Qu’en est-il du geste de manipulation et de sa portée chorégraphique ? Dans les pratiques de manipulation à vue, ce n’est plus seulement la main qui manipule mais le corps entier. La gamme des postures et distances entre l’acteur et sa marionnette rendent visible le rapport qu’entretient celui qui parle à sa parole. L’acteur joue alors de ce double-corps en l’organisant autour de tensions, de rapprochements, d’effets d’intimité, de distance, de miroir, de fusion. Surplomber une figurine, la porter à bout de bras, se poster en retrait derrière elle, autant de postures qui invitent le spectateur à entrer dans différentes narrations. Comment appréhender ce geste de manipulation dans l’économie globale du mouvement dans le spectacle ?

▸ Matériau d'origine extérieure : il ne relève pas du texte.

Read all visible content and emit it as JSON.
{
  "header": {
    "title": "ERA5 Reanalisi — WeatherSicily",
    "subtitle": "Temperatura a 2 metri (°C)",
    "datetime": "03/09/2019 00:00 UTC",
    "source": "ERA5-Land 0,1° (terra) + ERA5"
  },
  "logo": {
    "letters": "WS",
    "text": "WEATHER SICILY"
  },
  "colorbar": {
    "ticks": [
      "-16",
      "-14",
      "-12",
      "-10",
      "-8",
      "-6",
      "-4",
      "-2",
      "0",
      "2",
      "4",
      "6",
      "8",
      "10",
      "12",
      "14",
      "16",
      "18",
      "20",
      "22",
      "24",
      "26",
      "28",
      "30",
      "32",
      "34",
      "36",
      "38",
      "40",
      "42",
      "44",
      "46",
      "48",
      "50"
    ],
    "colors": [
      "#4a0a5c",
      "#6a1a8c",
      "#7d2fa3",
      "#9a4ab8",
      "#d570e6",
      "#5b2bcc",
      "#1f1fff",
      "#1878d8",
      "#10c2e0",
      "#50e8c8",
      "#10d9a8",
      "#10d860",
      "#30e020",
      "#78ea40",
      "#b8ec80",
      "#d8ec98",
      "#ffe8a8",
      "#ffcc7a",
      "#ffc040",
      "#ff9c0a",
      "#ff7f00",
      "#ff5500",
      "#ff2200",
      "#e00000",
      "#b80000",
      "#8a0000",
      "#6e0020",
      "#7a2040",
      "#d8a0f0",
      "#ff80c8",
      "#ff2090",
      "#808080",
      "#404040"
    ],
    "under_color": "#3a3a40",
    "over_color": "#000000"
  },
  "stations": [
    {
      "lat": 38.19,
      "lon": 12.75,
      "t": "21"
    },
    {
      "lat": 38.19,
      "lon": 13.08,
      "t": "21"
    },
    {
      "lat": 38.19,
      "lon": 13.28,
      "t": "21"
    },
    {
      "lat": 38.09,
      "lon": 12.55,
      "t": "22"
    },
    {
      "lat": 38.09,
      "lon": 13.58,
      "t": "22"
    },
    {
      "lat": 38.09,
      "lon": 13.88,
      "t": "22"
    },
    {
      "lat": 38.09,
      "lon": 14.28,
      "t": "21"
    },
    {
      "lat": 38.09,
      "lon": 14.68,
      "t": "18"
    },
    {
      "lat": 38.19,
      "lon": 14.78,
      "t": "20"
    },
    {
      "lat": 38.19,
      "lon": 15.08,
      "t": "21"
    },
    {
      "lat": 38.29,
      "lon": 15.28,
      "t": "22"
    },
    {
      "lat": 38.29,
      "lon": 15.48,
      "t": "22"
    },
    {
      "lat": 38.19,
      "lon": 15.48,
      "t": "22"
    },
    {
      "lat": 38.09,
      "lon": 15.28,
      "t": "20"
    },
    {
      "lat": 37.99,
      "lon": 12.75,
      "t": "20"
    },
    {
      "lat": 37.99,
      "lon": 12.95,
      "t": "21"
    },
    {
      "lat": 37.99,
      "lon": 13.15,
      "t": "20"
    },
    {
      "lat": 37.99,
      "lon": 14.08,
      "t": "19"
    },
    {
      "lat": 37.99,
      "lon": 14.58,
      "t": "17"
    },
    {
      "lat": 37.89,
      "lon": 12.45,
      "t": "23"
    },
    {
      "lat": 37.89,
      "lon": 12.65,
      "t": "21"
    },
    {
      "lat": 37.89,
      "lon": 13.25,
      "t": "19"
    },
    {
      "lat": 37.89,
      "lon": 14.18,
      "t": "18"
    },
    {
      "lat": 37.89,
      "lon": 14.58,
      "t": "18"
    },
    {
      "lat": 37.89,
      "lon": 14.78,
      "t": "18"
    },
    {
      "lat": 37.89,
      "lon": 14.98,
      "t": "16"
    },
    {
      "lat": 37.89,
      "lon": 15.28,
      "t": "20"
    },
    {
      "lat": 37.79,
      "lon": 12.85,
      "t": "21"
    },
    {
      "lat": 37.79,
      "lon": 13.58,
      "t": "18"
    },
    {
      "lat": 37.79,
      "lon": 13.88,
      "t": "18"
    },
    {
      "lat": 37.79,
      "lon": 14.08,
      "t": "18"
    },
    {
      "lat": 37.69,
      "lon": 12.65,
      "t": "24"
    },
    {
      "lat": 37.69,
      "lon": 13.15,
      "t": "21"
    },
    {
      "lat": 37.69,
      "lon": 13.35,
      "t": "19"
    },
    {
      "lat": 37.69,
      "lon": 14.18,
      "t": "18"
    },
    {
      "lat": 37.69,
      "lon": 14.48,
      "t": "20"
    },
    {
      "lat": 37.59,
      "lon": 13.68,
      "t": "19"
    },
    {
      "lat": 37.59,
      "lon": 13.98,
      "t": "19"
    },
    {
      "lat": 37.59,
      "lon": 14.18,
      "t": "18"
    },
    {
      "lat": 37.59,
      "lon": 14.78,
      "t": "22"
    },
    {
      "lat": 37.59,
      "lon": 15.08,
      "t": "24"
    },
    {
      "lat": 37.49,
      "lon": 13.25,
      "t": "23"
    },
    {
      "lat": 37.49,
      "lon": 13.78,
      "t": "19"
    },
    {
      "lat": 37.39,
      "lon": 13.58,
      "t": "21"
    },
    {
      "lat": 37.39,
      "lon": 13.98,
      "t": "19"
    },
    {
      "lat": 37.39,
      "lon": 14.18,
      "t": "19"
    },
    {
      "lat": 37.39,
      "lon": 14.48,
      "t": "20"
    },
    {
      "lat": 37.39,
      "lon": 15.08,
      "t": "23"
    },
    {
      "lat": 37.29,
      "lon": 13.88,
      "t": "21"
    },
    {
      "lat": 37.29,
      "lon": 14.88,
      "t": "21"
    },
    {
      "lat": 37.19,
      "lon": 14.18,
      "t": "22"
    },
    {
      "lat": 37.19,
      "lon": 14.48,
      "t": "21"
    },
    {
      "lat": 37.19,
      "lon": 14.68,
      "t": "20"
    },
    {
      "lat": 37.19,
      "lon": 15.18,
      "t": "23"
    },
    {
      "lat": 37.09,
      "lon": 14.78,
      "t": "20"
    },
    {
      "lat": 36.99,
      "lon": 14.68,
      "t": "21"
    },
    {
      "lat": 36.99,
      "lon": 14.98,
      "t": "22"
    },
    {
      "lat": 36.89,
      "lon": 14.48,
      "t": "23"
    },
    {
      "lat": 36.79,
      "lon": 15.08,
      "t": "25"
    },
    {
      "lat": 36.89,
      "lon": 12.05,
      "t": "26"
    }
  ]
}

Qu’en est-il de la notation du mouvement en danse, en marionnette ? Comment les interprètes expérimentent-ils les interactions corps vivant / matière, objet, marionnette dans le processus de création ?

Les propositions (une vingtaine de lignes maximum) doivent être envoyées à Marie Garré Nicoara et Aurore Heidelberger avant le 7 janvier 2015.

Réponse aux auteurs : le 19 janvier 2015.